A ocasião, sublinhou, costuma também servir para os líderes do poder tradicional, cada um na sua jurisdição, reunir os mais velhos, entre homens e mulheres, incluindo a nova geração, onde se sacrificam animais (gado bovino, caprino, aves e outros) que servem de oferendas aos ancestrais, para que o novo ano seja marcado por abundância, tanto na actividade agrícola como na caça e pesca.
O momento é assinalado, também, com a exibição de danças, aparição de diferentes tipos de mascarados (Akixe em língua Cokwe), como forma de abençoar todas as comunidades para a prosperidade.
Para o povo Lunda-Cokwe, o último mês do ano (Agosto - Cimbejimbeji), é marcado com agradecimento aos antepassados, citando o provérbio Cokwe "Kuinguila-kunguila Muaka”, que em português significa "o sucedido do ano deve ser anunciado aos demais”, contou.

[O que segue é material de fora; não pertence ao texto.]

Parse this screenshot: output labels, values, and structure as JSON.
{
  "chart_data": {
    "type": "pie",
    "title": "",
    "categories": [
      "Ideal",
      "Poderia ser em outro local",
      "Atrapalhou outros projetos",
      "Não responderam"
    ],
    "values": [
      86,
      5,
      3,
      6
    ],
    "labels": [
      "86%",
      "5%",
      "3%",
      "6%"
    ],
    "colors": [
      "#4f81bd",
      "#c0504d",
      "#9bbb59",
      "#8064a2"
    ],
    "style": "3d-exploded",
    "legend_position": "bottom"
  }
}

Como no calendário gregoriano, o Ano Cokwe, também, é constituído por 12 meses com as seguintes designações: Kamoxi (Setembro), Kuali (Outubro), Kutatfu (Novembro), Kuwana (Dezembro), Kutano (Janeiro), Kusambano (Fevereiro), Kuximbiali (Março), Kunake (Abril), Kuva (Maio), Kukumi Mukehe (Junho), Kukumi Munene (Julho) e Cimbejimbeji (Agosto).
Os dias da semana, por sua vez, de domingo a sábado, estão ordenados da seguinte forma: Liayanega (domingo), Liakasoka (segunda-feira), Liamali (terça-feira), Limatatu (quarta-feira), Liamawana (quinta-feira) e Liamatano (sexta-feira).
Neste momento, o calendário Cokwe está no ano Kulakaji a makumi ali, ny awana, o mesmo que 2024, traduzido para o português.